But I was thirteen. I spent my first eight-ish years of life never putting down any kinds of roots, knowing they would be ripped out. I was world-weary. I didn't need any kind of comforting. That was just life. It sucked. Our mother was a selfish woman. I long since gave up hope of her changing. 

Letha, though, actively and constantly sought her approval. In the summer, it was in the form of making her bed in the morning, keeping her toys neatly put away when she was not using them, and making big pieces of adorably awful kid artwork that always said 'I love my mommy' on it, and she would rush up when Mom would come home to show her, to try to get a little bit of praise.

Once we settled down in Miami that year and school started, she tried to get her approval through perfect grades, through her dedication to Girls Scouts and the dance classes I had had ten rounds with my mother about allowing her to take. Since, y'know, the child support checks were meant for things such as that, not to feed her Jimmy Choo habit.

Mom didn't care about her grades.

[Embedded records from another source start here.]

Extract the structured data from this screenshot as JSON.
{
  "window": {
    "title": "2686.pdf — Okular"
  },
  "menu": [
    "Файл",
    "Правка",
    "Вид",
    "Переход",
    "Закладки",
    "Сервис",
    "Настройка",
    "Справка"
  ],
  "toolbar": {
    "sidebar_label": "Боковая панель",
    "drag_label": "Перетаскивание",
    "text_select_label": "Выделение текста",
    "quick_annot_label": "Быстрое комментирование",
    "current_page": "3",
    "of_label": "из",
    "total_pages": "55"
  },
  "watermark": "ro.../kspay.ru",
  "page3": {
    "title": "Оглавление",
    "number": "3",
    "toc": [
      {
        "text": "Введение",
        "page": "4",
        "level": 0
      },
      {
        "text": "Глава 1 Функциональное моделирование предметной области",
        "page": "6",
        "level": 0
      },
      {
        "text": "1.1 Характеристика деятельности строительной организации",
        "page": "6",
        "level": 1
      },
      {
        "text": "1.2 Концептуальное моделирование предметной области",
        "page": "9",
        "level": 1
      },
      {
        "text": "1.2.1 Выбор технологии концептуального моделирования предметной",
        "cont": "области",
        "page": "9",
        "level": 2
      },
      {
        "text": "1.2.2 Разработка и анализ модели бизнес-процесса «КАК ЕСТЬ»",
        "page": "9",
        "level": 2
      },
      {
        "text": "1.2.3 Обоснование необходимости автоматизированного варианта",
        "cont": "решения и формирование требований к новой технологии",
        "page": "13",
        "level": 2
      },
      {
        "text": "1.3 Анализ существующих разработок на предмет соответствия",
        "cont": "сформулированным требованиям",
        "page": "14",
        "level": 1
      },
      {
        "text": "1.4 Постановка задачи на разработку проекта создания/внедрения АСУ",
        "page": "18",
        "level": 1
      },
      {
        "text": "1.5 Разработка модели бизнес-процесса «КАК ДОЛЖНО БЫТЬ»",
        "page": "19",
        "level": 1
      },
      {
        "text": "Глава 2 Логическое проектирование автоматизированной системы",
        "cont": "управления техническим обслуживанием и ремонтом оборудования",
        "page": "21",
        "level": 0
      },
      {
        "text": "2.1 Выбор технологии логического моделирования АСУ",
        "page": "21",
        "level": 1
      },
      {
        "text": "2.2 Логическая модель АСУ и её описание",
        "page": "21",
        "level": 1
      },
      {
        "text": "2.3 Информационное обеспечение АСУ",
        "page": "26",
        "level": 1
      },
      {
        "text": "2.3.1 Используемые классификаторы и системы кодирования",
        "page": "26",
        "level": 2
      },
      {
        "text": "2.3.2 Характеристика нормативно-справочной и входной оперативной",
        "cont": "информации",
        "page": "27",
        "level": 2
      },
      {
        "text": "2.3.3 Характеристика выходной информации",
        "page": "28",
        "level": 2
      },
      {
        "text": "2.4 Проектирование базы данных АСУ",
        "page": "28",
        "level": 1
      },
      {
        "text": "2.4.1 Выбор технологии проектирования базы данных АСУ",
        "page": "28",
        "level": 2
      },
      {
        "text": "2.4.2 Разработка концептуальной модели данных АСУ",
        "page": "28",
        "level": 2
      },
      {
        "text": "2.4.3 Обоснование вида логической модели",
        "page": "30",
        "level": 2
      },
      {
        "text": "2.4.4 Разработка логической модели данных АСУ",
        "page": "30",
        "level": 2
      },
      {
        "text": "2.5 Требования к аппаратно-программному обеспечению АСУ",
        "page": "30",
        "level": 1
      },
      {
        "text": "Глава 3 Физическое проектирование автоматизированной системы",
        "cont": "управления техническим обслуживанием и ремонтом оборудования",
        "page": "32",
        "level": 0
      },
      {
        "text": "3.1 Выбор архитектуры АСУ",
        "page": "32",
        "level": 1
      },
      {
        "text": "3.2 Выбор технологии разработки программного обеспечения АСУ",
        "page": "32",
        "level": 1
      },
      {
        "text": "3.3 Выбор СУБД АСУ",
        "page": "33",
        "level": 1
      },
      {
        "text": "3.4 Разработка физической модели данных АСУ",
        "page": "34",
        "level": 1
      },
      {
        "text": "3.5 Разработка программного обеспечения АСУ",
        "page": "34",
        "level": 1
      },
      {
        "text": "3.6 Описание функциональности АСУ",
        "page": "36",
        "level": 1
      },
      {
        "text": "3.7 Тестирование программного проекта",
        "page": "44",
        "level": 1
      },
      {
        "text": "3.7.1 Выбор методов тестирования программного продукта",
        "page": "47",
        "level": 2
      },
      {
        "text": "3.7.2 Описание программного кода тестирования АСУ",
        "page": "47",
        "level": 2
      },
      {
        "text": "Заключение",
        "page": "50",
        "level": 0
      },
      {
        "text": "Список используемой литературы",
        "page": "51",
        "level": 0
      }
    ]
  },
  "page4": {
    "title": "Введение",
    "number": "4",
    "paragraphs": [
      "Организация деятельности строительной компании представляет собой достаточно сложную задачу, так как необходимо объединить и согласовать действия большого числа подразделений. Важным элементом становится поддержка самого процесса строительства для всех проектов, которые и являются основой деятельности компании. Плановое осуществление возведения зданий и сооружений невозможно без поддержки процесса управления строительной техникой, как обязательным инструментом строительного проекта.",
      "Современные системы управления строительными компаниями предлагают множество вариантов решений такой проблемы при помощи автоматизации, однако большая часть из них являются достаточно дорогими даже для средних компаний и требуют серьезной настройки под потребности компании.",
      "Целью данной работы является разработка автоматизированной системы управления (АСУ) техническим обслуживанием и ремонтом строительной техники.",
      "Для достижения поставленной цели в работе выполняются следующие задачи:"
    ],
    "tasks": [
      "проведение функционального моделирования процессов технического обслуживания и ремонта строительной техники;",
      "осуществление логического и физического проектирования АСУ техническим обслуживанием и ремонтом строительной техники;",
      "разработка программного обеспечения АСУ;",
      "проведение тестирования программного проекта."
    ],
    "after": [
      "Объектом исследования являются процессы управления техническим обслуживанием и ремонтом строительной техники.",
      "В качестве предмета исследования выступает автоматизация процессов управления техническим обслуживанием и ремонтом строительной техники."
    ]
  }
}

And she never showed up for recitals.

It made my chest deflate when I would see Letha's eyes watering up when she looked out hopefully into the crowd. 

In fact, it bothered me enough to dig through my mother's paperwork and find his cell number.

The next time she had a recital, despite it being against the law given their arrangement, Jake was sitting next to me in the audience.

He had even brought her pretty pink tulips and a little jewelry box with music and a dancing ballerina inside.

She still had one of those flowers pressed in between the pages of her diary and the jewelry box was long-broken, but sitting under the floorboard in my apartment, along with her diary.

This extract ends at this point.